In late 1981 a brotherhood that was started in a community in Minneapolis, Minnesota, decided to move to Ann Arbor. The merger of the two brotherhoods in 1982, and the interest of many brothers from Lebanon, the Philippines, and Latin America, in joining the Servants of the Word led to the decision that the Servants of the Word would become an international brotherhood. 

In 1986 the Servants of the Word established a household in Manila, Philippines. In 1989 a household was established in Belfast, Northern Ireland.

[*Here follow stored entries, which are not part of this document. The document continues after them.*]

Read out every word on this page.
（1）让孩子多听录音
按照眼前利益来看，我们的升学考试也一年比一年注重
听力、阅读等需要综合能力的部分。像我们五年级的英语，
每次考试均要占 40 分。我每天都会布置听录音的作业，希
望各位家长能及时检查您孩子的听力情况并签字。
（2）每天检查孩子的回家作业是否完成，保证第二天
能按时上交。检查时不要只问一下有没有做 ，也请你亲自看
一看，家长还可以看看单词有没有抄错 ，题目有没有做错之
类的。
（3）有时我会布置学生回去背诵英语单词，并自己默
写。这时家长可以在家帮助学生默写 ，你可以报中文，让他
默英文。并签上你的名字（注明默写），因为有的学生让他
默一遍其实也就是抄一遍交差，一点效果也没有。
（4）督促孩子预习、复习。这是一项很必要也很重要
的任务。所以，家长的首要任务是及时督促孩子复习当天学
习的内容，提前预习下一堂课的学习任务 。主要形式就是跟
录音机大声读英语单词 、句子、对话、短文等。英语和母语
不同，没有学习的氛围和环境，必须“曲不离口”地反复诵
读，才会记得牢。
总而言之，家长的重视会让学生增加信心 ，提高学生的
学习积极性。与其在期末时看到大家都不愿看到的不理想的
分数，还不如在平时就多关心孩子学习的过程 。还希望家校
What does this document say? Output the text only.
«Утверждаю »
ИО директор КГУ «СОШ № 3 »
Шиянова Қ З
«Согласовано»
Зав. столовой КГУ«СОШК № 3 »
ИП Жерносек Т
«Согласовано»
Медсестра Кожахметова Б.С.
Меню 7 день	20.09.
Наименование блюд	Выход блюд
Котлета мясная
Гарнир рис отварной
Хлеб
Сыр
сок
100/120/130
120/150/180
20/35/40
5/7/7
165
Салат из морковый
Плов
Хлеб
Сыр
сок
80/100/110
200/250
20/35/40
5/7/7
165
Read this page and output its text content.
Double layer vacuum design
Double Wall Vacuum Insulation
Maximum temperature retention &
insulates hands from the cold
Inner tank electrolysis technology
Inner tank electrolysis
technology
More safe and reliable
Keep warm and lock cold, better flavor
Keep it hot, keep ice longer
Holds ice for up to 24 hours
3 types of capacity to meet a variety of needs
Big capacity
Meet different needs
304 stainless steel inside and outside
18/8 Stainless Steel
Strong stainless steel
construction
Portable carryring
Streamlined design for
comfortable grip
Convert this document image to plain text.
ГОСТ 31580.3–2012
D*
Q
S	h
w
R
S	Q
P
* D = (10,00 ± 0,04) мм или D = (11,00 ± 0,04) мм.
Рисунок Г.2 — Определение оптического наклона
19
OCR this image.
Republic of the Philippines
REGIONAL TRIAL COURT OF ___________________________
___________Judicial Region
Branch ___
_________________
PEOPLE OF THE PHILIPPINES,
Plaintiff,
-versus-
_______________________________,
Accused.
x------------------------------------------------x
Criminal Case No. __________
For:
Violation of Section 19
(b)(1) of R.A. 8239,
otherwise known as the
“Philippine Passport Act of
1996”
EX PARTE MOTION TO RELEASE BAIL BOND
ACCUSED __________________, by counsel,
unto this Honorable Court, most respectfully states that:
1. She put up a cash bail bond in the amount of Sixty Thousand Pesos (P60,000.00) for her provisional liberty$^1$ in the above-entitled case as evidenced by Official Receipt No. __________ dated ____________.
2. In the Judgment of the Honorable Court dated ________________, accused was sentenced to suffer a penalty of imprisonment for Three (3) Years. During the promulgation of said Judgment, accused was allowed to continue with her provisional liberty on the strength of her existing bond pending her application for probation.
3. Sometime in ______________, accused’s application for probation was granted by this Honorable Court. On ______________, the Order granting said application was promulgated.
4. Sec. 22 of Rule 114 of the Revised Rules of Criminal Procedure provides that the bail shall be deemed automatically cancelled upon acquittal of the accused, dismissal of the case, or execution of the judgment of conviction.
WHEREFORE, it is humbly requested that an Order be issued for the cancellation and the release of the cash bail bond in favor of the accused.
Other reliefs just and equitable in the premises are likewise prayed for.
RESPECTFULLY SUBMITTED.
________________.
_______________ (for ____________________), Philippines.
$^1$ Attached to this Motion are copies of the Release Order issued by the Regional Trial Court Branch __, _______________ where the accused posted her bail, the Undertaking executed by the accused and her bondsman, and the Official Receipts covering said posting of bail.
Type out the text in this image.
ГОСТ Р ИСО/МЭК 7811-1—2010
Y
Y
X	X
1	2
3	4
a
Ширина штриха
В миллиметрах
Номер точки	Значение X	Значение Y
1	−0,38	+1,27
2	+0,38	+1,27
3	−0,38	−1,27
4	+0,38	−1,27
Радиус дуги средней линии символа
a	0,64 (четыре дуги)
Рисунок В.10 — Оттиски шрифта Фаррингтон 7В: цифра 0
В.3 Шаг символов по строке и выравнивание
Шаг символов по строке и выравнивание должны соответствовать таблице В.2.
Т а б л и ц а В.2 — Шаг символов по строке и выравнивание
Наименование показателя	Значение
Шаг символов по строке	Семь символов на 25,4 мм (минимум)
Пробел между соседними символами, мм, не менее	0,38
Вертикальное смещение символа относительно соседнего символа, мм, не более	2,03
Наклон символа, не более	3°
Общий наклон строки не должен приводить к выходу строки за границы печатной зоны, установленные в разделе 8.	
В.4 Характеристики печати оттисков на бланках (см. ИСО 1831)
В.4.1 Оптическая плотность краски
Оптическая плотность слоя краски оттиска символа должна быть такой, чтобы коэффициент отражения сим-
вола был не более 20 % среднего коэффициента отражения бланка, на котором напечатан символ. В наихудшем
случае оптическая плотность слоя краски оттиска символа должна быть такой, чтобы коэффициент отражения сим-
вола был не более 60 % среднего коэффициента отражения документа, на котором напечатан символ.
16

And in 1990 a household was established in Monterrey, Mexico. 
 

In recent years the Servants of the Word have established a household of affiliates in Lebanon, and have expanded the number of households in the US to six locations in Michigan. 



Decision points for joining
What is it that attracts a man to consider living the life of the Servants of the Word?  Possibly the most important is a desire to consecrate one's life to the Lord in a radical way, living a life of single-minded dedication to the Lord, or, as the Apostle Paul describes it, “To be undivided in heart and to be anxious only about the affairs of the Lord, how to please the Lord” (1 Corinthians 7:32).

Doug Smith, a Reformed Christian who joined the Servants of the Word in 1985, puts it similarly: 

“My desire was to live for God as fervently as I could.  When I came into contact with the Servants of the Word, I saw it as a way to live radically for God.  As I became more involved, I saw it as God’s way for me.”




The Servants of the Word in London host a "come and see" weekend retreat for men interested in learning more about brotherhood life and the call to live single for the Lord.



From its beginning the Servants of the Word has actively supported other men and women living single for the Lord, including the Brotherhood of Hope and Bethany Association for women living single for the Lord in the Sword of the Spirit.